Arzanese, Fiory a TLP: "Dopo il brutto infortunio, ho tanta voglia di ricominciare"TMW/TuttoC.com
© foto di Salvatore Esposito
sabato 6 luglio 2013, 13:00Interviste TC
di Luca ESPOSITO

Gianmarco Fiory non ha vissuto una stagione entusiasmante come portiere dell’Arzanese, soprattutto perché era stato vittima di un infortunio patito sul campo del Borgo a Buggiano ed era dovuto restare lontano dai campi per alcuni mesi, e anche al rientro dall’infortunio stesso ha perso il posto in favore di Aprea che in quel periodo di assenza di Fiory aveva fatto bene. Il giovane estremo difensore nato a Capri, classe ’90, come ha detto in esclusiva per TuttoLegaPro.com, parlerà a breve con la società. In cuor suo vorrebbe recuperare continuità, anche restando all’Arzanese e sudando la maglia.

Nella vita di un calciatore un infortunio andrebbe sempre messo in preventivo. Fu una frattura scomposta del malleolo peroneale – ricorda amaramente Fiory – poi però a febbraio ho ripreso comunque ad allenarmi, ma la condizione ottimale l’ho recuperata verso metà marzo”.

Comunque dopo l’infortunio l’Arzanese ha preso un nuovo portiere, Giuseppe Aprea, che ha offerto il suo contributo. E lei ha aspettato.

Credo di aver fornito anche io un contributo importante, quindi da professionista ho continuato ad allenarmi. Adesso mi dovrò incontrare con la società per sapere quali saranno le loro idee”.

E il campionato inizierà tra qualche mese: ci sarà da combattere su tutti i campi.

“Per salvarci dovremo puntare a vincere il campionato. Arrivare almeno tra i primi.
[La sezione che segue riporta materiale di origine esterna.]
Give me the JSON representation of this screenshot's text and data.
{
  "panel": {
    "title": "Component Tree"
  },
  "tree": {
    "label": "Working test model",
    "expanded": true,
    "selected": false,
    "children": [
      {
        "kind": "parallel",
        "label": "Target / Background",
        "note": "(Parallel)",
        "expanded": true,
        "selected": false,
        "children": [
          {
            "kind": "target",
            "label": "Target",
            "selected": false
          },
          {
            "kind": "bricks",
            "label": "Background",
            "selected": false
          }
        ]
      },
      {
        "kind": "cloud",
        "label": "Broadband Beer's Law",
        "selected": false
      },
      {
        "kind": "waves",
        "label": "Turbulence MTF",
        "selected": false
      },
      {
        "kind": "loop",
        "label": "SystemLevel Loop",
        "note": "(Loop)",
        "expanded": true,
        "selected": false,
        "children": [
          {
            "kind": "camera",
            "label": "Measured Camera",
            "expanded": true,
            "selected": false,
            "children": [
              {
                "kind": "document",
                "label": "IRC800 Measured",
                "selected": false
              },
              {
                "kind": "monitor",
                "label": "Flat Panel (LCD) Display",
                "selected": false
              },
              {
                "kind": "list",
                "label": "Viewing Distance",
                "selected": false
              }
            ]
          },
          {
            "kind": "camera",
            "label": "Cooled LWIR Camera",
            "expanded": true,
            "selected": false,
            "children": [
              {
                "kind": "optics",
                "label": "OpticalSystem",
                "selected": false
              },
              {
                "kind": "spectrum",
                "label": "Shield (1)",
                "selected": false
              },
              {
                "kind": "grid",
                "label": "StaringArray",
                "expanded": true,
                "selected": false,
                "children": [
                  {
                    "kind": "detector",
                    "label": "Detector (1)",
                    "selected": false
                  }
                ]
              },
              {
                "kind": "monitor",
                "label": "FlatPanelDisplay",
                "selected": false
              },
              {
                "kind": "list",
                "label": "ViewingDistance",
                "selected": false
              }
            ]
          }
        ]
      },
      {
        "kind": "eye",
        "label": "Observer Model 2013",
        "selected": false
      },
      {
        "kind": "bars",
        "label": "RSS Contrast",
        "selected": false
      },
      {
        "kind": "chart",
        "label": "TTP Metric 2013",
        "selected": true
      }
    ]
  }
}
Comunque, penso che sarà un po’ ‘falsato’ il torneo di Prima Divisione: ci saranno dei premi per il piazzamento, ma non ci saranno retrocessioni”.

Quindi si combatterà di più in Seconda Divisione.

“Senz’altro, mi pare che possa essere proprio così”.

Ancora una domanda: il suo sogno è fare benissimo con l’Arzanese e puntare a categorie superiori?

Sicuramente tutti hanno un sogno, ma bisogna essere anche realisti in un certo senso: ho potuto giocare settanta partite in C in tre anni, e ho avuto anche un brutto infortunio. Però l’importante è stato che adesso ho recuperato. Non voglio dire che c’è tempo, ma bisogna anche correre. Il mio obiettivo è fare bene l’anno prossimo, dovunque sarò”.